Terkhusus di bidang hukum, politik, birokrasi pemerintahannya dinilai gagal. Banyak kader korup yang merupakan binaanya di Partai Demokrat justru bersembunyi di belakangnya. Untungnya, KPK lihai menangkap mereka. Klimaks dari murka rakyat adalah Pengesahan Undang-undang (UU) Pilkada, melalui mekanisme voting diwaranai aksiwalk out fraksi Partai Demokrat. Banyak kalangan yang menilai bahwa aksi itu tidak lepas dari peran SBY sebagai ketua umum partai. Kekesalan publik pun diarahkan kepada Presiden Susilo Bambang Yudhoyono (SBY) melalui jejaring sosial twitter dengan hastag #ShameOnYouSBY yang menjadi trending topic worldwide.
Kembalinya Presiden SBY ke Tanah Air setelah melakukan kunjungan kenegaraan ke sejumlah negara, seperti Amerika Serikat dan Jepang juga disambut oleh hashtag #WelcomeMrLiar pada akhir bulan September lalu yang juga menjadi trending topic. Meresponi kritik itu, SBY kembali mengeluarkan jurus lamanya, ia kembali curhat bahkan mengatakan bahwa kritikan itu tak seharusnya dialamatkan padanya.
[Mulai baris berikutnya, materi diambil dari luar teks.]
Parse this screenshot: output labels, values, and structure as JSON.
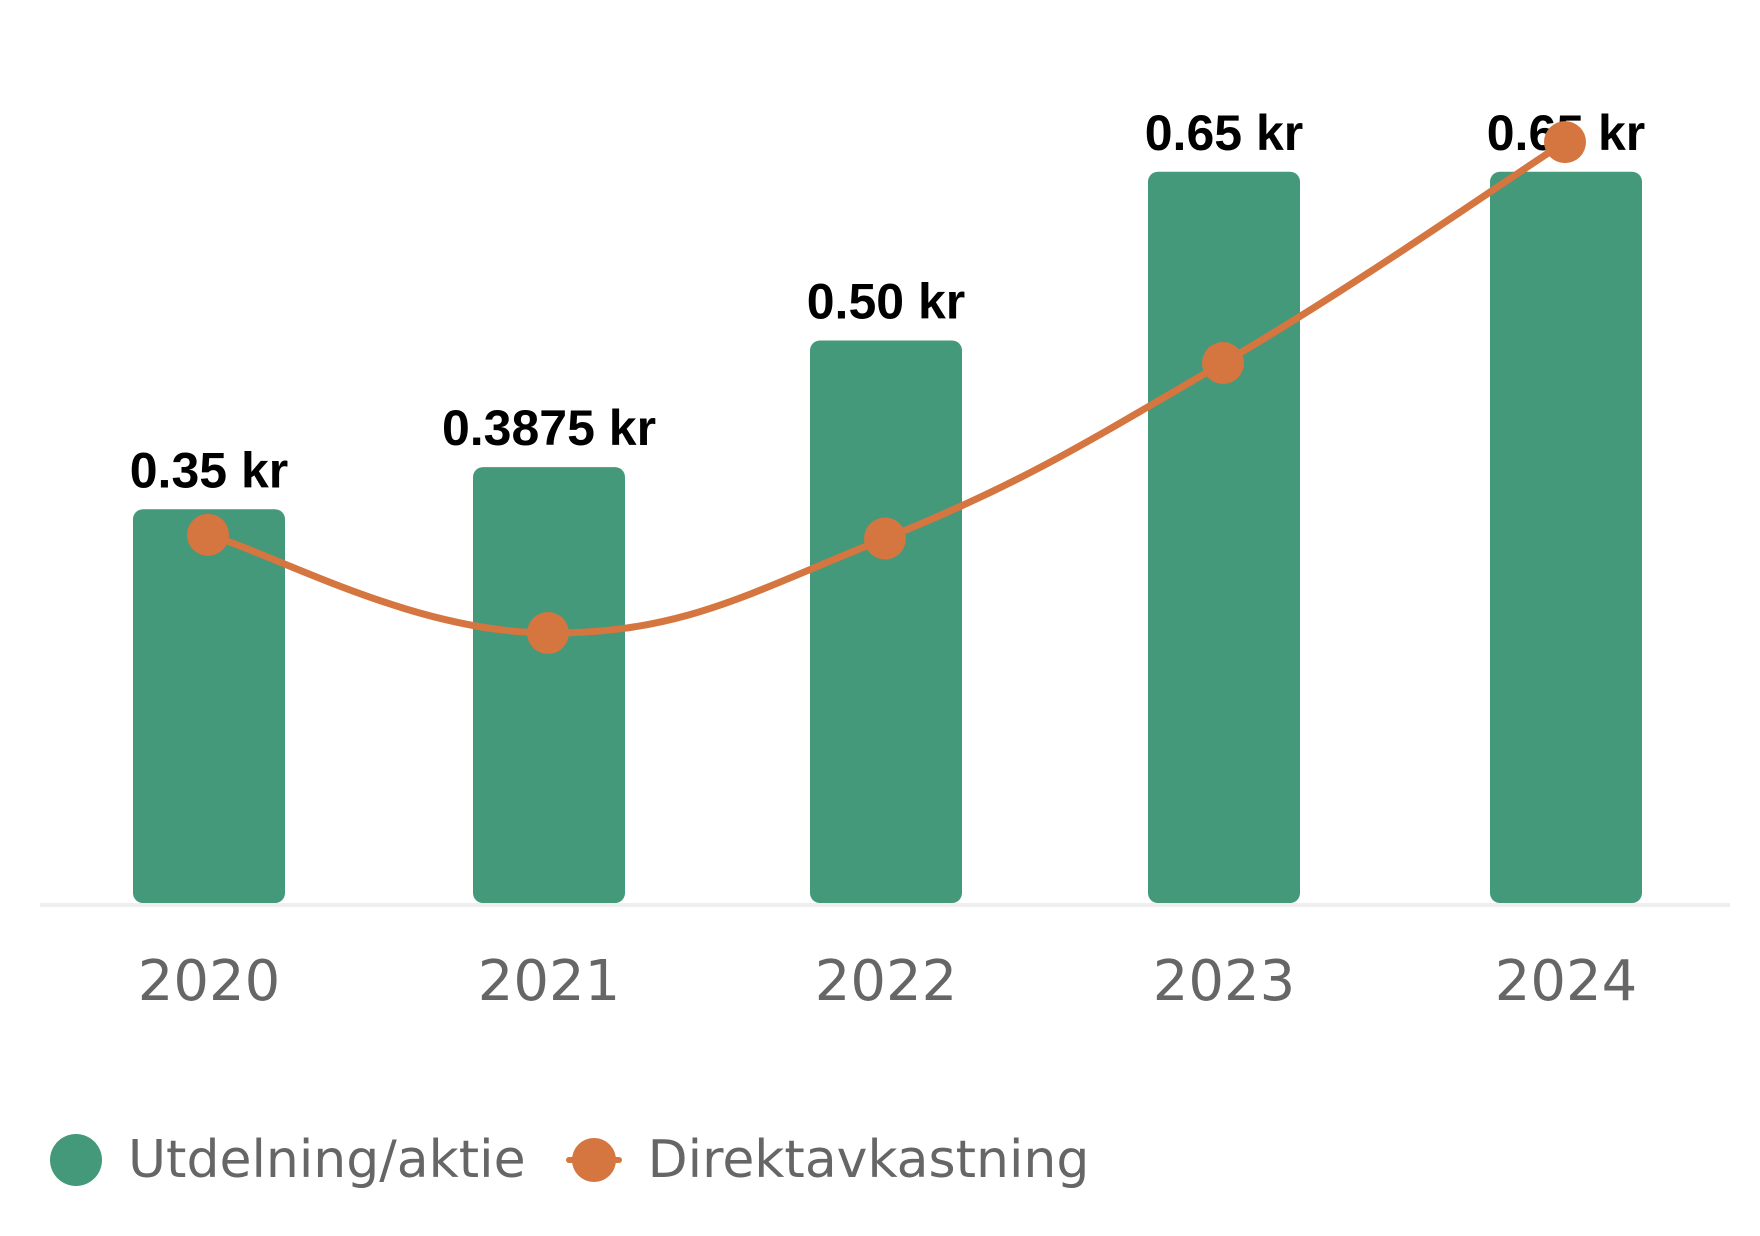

Seolah ingin memperbaiki citranya, Perpu pun dikeluarkan dengan harapan mampu mebatalkan RUU Pilkada yang sudah terlanjur dikeluarkan DPR. Hal itupun dinilai hanyalah sandiwara politik SBY untuk membuat namanya menjadi pahlawan demokrasi.
Di akhir masa jabatannya masyrakat lack of trust terhadapnya, sebab ia hanyalah presiden yang pandai bersandiwara. Arah politik yang tidak jelas membuatnya sulit mengambil tindakan tegas. Antara Koalisi Merah Putih dan Indonesia Hebat, merapat ke kubu Prabowo, sepertinya agak sungkan bagi SBY sebab, ia menyadari koalisi ini banyak ditolak oleh masyarakat. Terlebih karena keberadaan Prabowo sebagai motor koalisi ini, yang tak lepas dari citra buruk pelanggar HAM. Ingin bergabung dengan Indonesia hebat, rasanya juga enggan. Meski secara prinsip, secara pribadi saya yakin ia mendukung Jokowi-JK, namun Indonesia Hebat tak lepas dari citra Megawati yang hingga kini (masih) bermusuhan dengan SBY.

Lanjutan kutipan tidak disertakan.